Bernadette was employed as a category analyst. On 29 January 2020 she was required, as per the Employee Policy Handbook (which incorporated the Company’s zero-tolerance approach to the consumption and possession of drugs and/or alcohol in the workplace) to undergo a random drug test. Her test results came back positive for cannabis, and she was sent home. Bernadette was subjected to a disciplinary hearing where she pleaded guilty and was subsequently dismissed. The Labour Court upheld the dismissal, and she referred the matter to the Labour Appeal Court (LAC).
The pertinent issue that the Labour Appeal Court (LAC) had to rule on was whether the Company’s Zero-Tolerance Policy on the possession and consumption of drugs and alcohol in the workplace was discriminatory. If yes, then the dismissal would be seen as automatically unfair since the employee was subjected to unfair discrimination in the workplace.
The LAC held that the company’s zero-tolerance approach to testing positive for cannabis at work infringed Bernadette’s dignity and privacy and thus discriminated against her and awarded her 24 months of compensation.

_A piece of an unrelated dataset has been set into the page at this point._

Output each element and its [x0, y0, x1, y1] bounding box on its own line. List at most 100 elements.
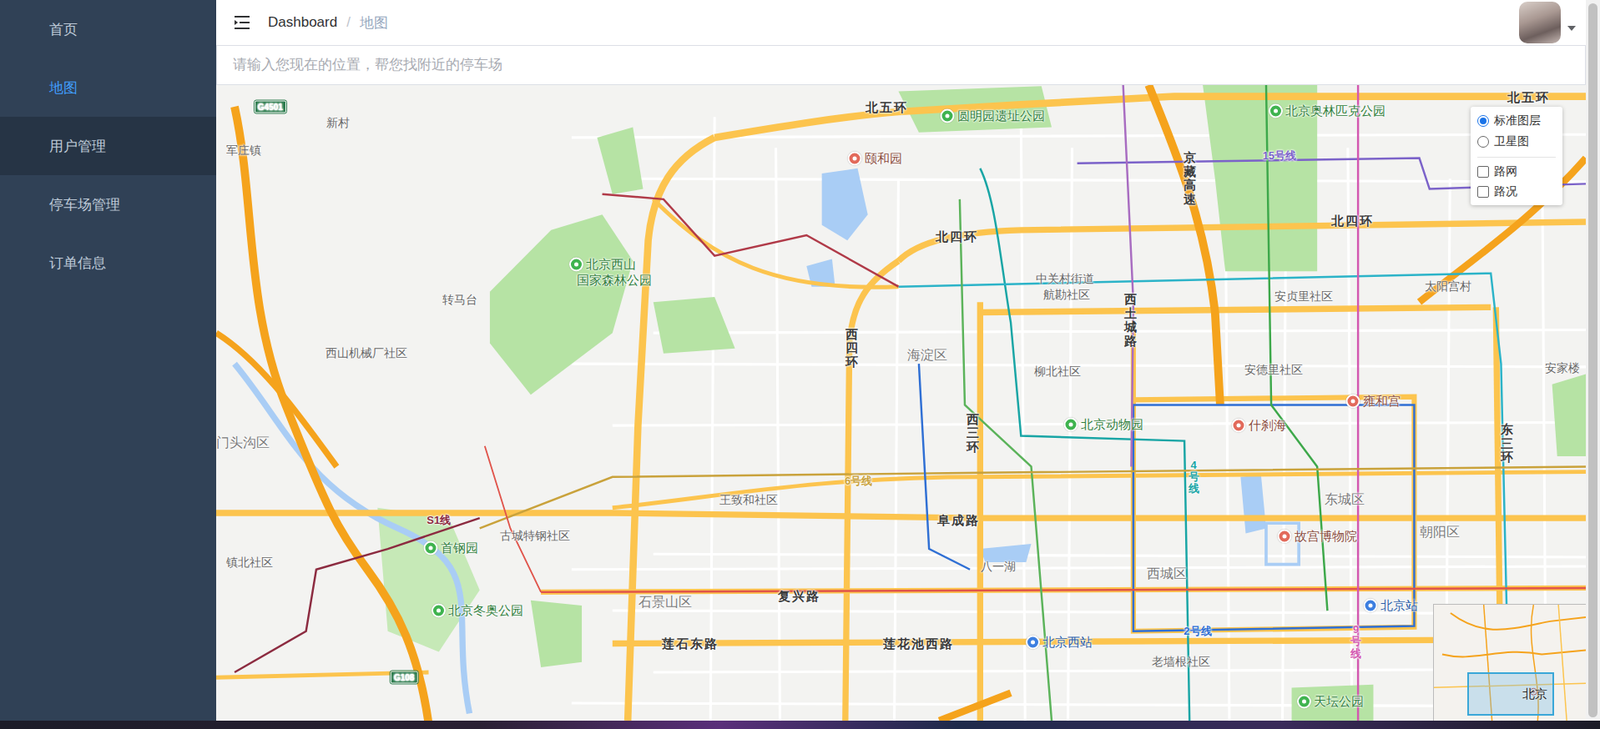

The importance of this judgment for employers is the following:
  • You can never follow a blanket approach when it comes to a zero-tolerance policy;
  • There needs to be a nexus or causal link (which must be proven on a balance of probabilities) between enforcing a strict zero-tolerance policy for cannabis and ensuring workplace safety;
  • It is evident that testing positive for cannabis does not automatically mean that an employee cannot perform his/her duties;
  • Should an employer be able to prove that an employee’s ability to safely carry out their duties is impacted by testing positive for cannabis, the Court may arrive at a different finding.
Each case will always be determined on its own merits.